Uma cena de um desfile da maison Balenciaga na série onde se pode ver uma suas das criações icónicas, um vestido de noiva de 1967

david herranz

“A parte importante é a que não se vê, é o interior do vestido”. Os segredos da figurinista de "Cristóbal Balenciaga"

Uma nova série chega esta sexta-feira à Disney+ com convite para ver desfiles, entrar num atelier de Alta Costura e na mente de um génio. A moda é protagonista e a figurinista explica porquê.

Quando a aristocrata espanhola Fabíola de Mora y Aragón ficou noiva do Rei Balduíno da Bélgica sabia que o seu vestido ganhava ainda mais estatuto histórico porque seria também aquele com que se tornaria rainha. A escolha do criador de tal peça reuniu o melhor de dois mundos: Cristóbal Balenciaga era um costureiro espanhol e também mestre da Alta Costura consagrado em Paris. A tarefa foi um dos marcos da sua carreira e não podia faltar na série “Cristóbal Balenciaga”, um conjunto de seis episódios que contam uma história inspirada nos 30 anos que passou em Paris. A produção espanhola, criada por Lourdes Iglesias, chega à plataforma digital Disney+ a 19 de janeiro e a moda, claro, é uma das protagonistas, por isso falámos com Bina Daigeler, da dupla de figuristas da série.
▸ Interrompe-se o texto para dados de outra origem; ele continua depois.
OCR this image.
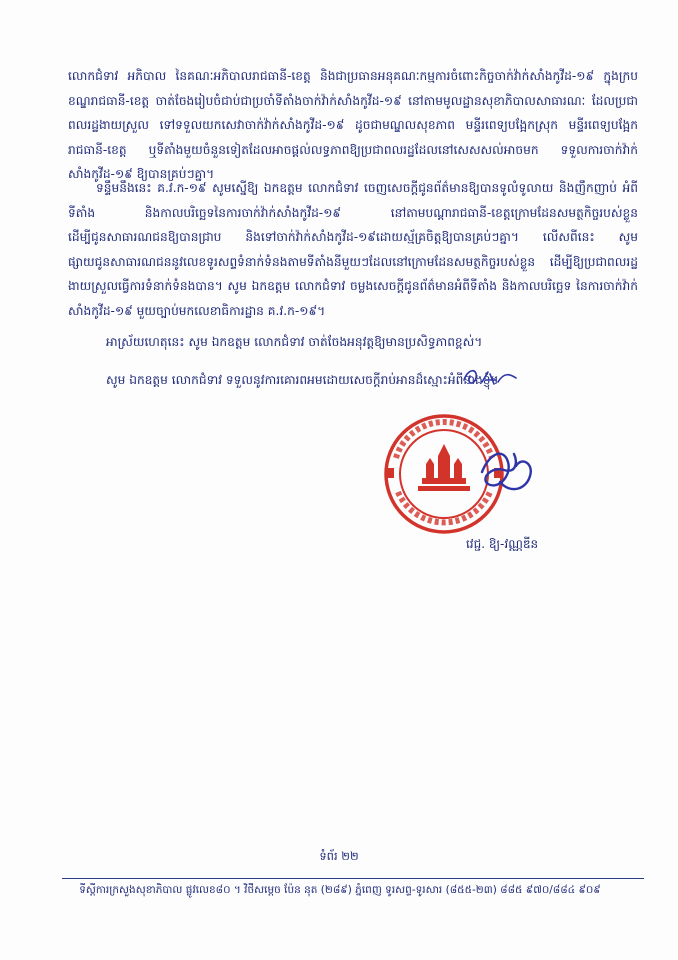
លោកជំទាវ អភិបាល នៃគណៈអភិបាលរាជធានី-ខេត្ត និងជាប្រធានអនុគណៈកម្មការចំពោះកិច្ចចាក់វ៉ាក់សាំងកូវីដ-១៩ ក្នុងក្របខណ្ឌរាជធានី-ខេត្ត ចាត់ចែងរៀបចំជាប់ជាប្រចាំទីតាំងចាក់វ៉ាក់សាំងកូវីដ-១៩ នៅតាមមូលដ្ឋានសុខាភិបាលសាធារណៈ ដែលប្រជាពលរដ្ឋងាយស្រួល ទៅទទួលយកសេវាចាក់វ៉ាក់សាំងកូវីដ-១៩ ដូចជាមណ្ឌលសុខភាព មន្ទីរពេទ្យបង្អែកស្រុក មន្ទីរពេទ្យបង្អែករាជធានី-ខេត្ត ឬទីតាំងមួយចំនួនទៀតដែលអាចផ្តល់លទ្ធភាពឱ្យប្រជាពលរដ្ឋដែលនៅសេសសល់អាចមក ទទួលការចាក់វ៉ាក់សាំងកូវីដ-១៩ ឱ្យបានគ្រប់ៗគ្នា។

ទន្ទឹមនឹងនេះ គ.វ.ក-១៩ សូមស្នើឱ្យ ឯកឧត្តម លោកជំទាវ ចេញសេចក្តីជូនព័ត៌មានឱ្យបានទូលំទូលាយ និងញឹកញាប់ អំពីទីតាំង និងកាលបរិច្ឆេទនៃការចាក់វ៉ាក់សាំងកូវីដ-១៩ នៅតាមបណ្តារាជធានី-ខេត្តក្រោមដែនសមត្ថកិច្ចរបស់ខ្លួន ដើម្បីជូនសាធារណជនឱ្យបានជ្រាប និងទៅចាក់វ៉ាក់សាំងកូវីដ-១៩ដោយស្ម័គ្រចិត្តឱ្យបានគ្រប់ៗគ្នា។ លើសពីនេះ សូមផ្សាយជូនសាធារណជននូវលេខទូរសព្ទទំនាក់ទំនងតាមទីតាំងនីមួយៗដែលនៅក្រោមដែនសមត្ថកិច្ចរបស់ខ្លួន ដើម្បីឱ្យប្រជាពលរដ្ឋងាយស្រួលធ្វើការទំនាក់ទំនងបាន។ សូម ឯកឧត្តម លោកជំទាវ ចម្លងសេចក្តីជូនព័ត៌មានអំពីទីតាំង និងកាលបរិច្ឆេទ នៃការចាក់វ៉ាក់សាំងកូវីដ-១៩ មួយច្បាប់មកលេខាធិការដ្ឋាន គ.វ.ក-១៩។

អាស្រ័យហេតុនេះ សូម ឯកឧត្តម លោកជំទាវ ចាត់ចែងអនុវត្តឱ្យមានប្រសិទ្ធភាពខ្ពស់។

សូម ឯកឧត្តម លោកជំទាវ ទទួលនូវការគោរពអមដោយសេចក្តីរាប់អានដ៏ស្មោះអំពីនាងខ្ញុំ។

វេជ្ជ. ឱ្យ-វណ្ណឌីន
ទំព័រ ២២
ទីស្តីការក្រសួងសុខាភិបាល ផ្លូវលេខ៨០ ។ វិថីសម្តេច ប៉ែន នុត (២៨៩) ភ្នំពេញ ទូរសព្ទ-ទូរសារ (៨៥៥-២៣) ៨៨៥ ៩៧០/៨៨៤ ៩០៩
Quando o casamento real aconteceu em Bruxelas em dezembro de 1960, já a imprensa, as clientes e até os outros criadores de moda da época se haviam rendido ao talento de Balenciaga. O processo de confeção do vestido de noiva demorou um mês e meio, foi complexo e envolvido em grande secretismo. As provas eram feitas no apartamento do próprio criador e chegaram à imprensa desenhos com sugestões que quase destruíram o efeito surpresa. A criação contou com 24 metros de seda e aplicações em vison branco num conjunto composto por um vestido e uma capa com seis metros de cauda, porque Balenciaga queria que tivesse um look régio.

Duas imagens do filme onde se vê a réplica do vestido da rainha Fabíola, na primeira com Alberto San Juan, o Balenciaga da série, e na segunda na atriz que interpreta a rainha

david herranz

O vestido de noiva de Fabíola dá o mote a um dos episódios da série e, por isso, Bina Daigeler e Pepo Ruiz Dorado tiveram de reproduzir as icónicas peças. “O processo foi realmente fantástico”, disse a figurinista ao Observador, numa mesa redonda online em que respondeu a perguntas de cinco jornalistas de destinos como Israel, Polónia, Brasil e Países Baixos. “A dificuldade do vestido é que a capa é tão longa e tão pesada que tivemos de fazer uma construção no corpo para que a rainha Fabíola não caísse para trás quando entra na igreja.” Dos moldes em pano cru à prova do vestido, até à peça acabada, a realização da série leva-nos pelo olhar do próprio criador, analisando, neste caso, o trabalho de Bina. “A parte importante é a que não se vê, é o interior do vestido”, explica a figurinista em relação ao look de noiva, mas este é também um dos segredos da magia da Alta Costura: o trabalho manual das costureiras e mestria da construção. “O vestido [de noiva] tinha um corpete no interior para segurar o peso da capa. A parte engraçada é que tínhamos a mesma quantidade de tecido para fazer uma capa com o mesmo comprimento, mas o nosso atelier era muito pequeno, por isso tivemos de fazê-la mais curta para caber no espaço.”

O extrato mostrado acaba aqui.